“That’s the way with big jams. I remember, thirty years ago on Frenchman’s Creek—” He drew McKenna and MacNutt out of earshot, relating his story. Suddenly he stopped. “Look here, Dinny, if this jam don’t break mighty soon young Kent goes out of business.”

“Well, I wish t’ God I knew how to break her,” said McKenna. “The boys can’t work harder than they’re doing. We’ve put in shots ’t’d rip a mountain loose, and she just lays back her ears and sits tighter.”

Meanwhile Jack and Joe walked upstream along the bank. Here and there on the flanks of the wooden monster crews of men picked away with peavies. The clean smell of the millions of feet of freshly cut, wet timber struck the nostrils. The water tore and snarled at the wedged logs, and little streams shot through the mass, hissing and gurgling; the voice of the checked river was deep and angry.

“To-morrow we’re going to fill it up with powder and see what that does,” said Joe. “With the rising water it may start things. If it does not—” He shrugged his shoulders. If the jam did not “pull” soon he was broken, and he knew it.

Jack slid her arm in his. “Dad says the big jams go when you least expect it. This will. You have time yet, Joey-boy.”

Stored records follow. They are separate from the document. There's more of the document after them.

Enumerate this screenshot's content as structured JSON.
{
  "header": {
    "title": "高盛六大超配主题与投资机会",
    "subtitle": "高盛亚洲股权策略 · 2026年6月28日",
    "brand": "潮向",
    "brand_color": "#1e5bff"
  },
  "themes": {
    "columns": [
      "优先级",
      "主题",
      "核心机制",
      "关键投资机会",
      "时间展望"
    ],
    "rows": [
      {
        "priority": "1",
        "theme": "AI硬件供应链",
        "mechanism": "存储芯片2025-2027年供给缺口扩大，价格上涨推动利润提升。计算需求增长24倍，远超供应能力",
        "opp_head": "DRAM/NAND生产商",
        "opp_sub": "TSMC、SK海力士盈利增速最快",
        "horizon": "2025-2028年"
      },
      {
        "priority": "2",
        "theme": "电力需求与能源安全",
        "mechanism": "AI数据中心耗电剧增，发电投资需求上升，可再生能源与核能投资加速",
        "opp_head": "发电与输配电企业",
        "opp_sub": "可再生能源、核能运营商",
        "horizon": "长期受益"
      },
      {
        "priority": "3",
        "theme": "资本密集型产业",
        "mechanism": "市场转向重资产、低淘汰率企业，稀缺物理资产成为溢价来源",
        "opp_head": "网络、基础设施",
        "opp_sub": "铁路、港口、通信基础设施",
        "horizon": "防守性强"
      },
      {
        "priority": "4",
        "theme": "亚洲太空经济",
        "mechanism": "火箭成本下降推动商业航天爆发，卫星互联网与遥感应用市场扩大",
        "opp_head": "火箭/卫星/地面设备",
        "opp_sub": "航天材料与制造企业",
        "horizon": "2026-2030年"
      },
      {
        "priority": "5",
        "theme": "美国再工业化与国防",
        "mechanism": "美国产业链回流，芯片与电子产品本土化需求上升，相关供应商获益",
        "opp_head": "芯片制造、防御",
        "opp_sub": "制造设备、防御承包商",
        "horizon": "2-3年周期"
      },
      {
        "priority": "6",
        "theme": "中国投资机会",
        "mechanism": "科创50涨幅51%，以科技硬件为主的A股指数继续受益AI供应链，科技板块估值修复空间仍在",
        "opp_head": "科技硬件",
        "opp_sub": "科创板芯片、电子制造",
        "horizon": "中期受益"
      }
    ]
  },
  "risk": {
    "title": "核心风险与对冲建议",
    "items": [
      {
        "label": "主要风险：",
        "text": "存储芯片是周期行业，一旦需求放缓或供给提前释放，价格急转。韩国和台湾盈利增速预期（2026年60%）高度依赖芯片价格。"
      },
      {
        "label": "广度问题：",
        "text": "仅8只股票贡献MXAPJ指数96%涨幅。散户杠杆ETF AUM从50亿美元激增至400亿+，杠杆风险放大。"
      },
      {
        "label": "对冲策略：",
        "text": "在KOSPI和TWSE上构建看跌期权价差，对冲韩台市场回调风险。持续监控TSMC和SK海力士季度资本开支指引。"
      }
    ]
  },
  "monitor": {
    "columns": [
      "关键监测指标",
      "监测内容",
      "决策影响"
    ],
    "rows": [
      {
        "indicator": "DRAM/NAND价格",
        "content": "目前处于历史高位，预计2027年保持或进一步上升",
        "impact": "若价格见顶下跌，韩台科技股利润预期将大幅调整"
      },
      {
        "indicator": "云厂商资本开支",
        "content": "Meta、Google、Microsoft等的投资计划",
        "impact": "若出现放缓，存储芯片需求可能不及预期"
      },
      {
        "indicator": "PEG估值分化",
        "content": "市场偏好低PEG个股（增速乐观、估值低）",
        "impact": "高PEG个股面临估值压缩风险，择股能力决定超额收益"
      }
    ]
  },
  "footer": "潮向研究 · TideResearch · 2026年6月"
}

He patted her hand. “It’s good of you, Jack. Anyway, I’ve done my best, and if I’m downed this time I can make a fresh start. I know something about the business now.”

Jack looked at him and nodded. He was quite unlike the neatly tailored Joe Kent of a year before. He wore a battered felt hat, a gray shirt, trousers cut off below the knees, and heavy woollen stockings. On his feet were the “cork boots” of the riverman. Already he had mastered the rudiments of “birling,” and could run across floating logs, if not gracefully at least with slight chance of a ducking. He was bronzed and hard, and his hands were rough and calloused. But the difference went deeper than outward appearance. He was stronger, graver, more self-reliant, and the girl recognized and approved of the change.

The day faded into dusk. Big fires were lighted at the camp. Crooks and his daughter remained for supper; afterward they were to drive back to the little town, coming back the next morning to see the big shots let off.

Crooks lit a cigar and joined the foremen, to discuss the jam and the probability of breaking it, and yarn of his own experiences with mighty rivermen whose names were now but traditions. The men lay about the fires, smoking and talking. They were tired, and the popular vocalists, shy because there was a girl in the camp, hung back and muttered profane refusals when asked to sing. Jack was disappointed. “I haven’t heard a shanty song sung by a crew in ages. I wish they would wake up. Am I the wet-blanket?”

“I’ll go over and tell them to sing anything you like,” Joe offered promptly.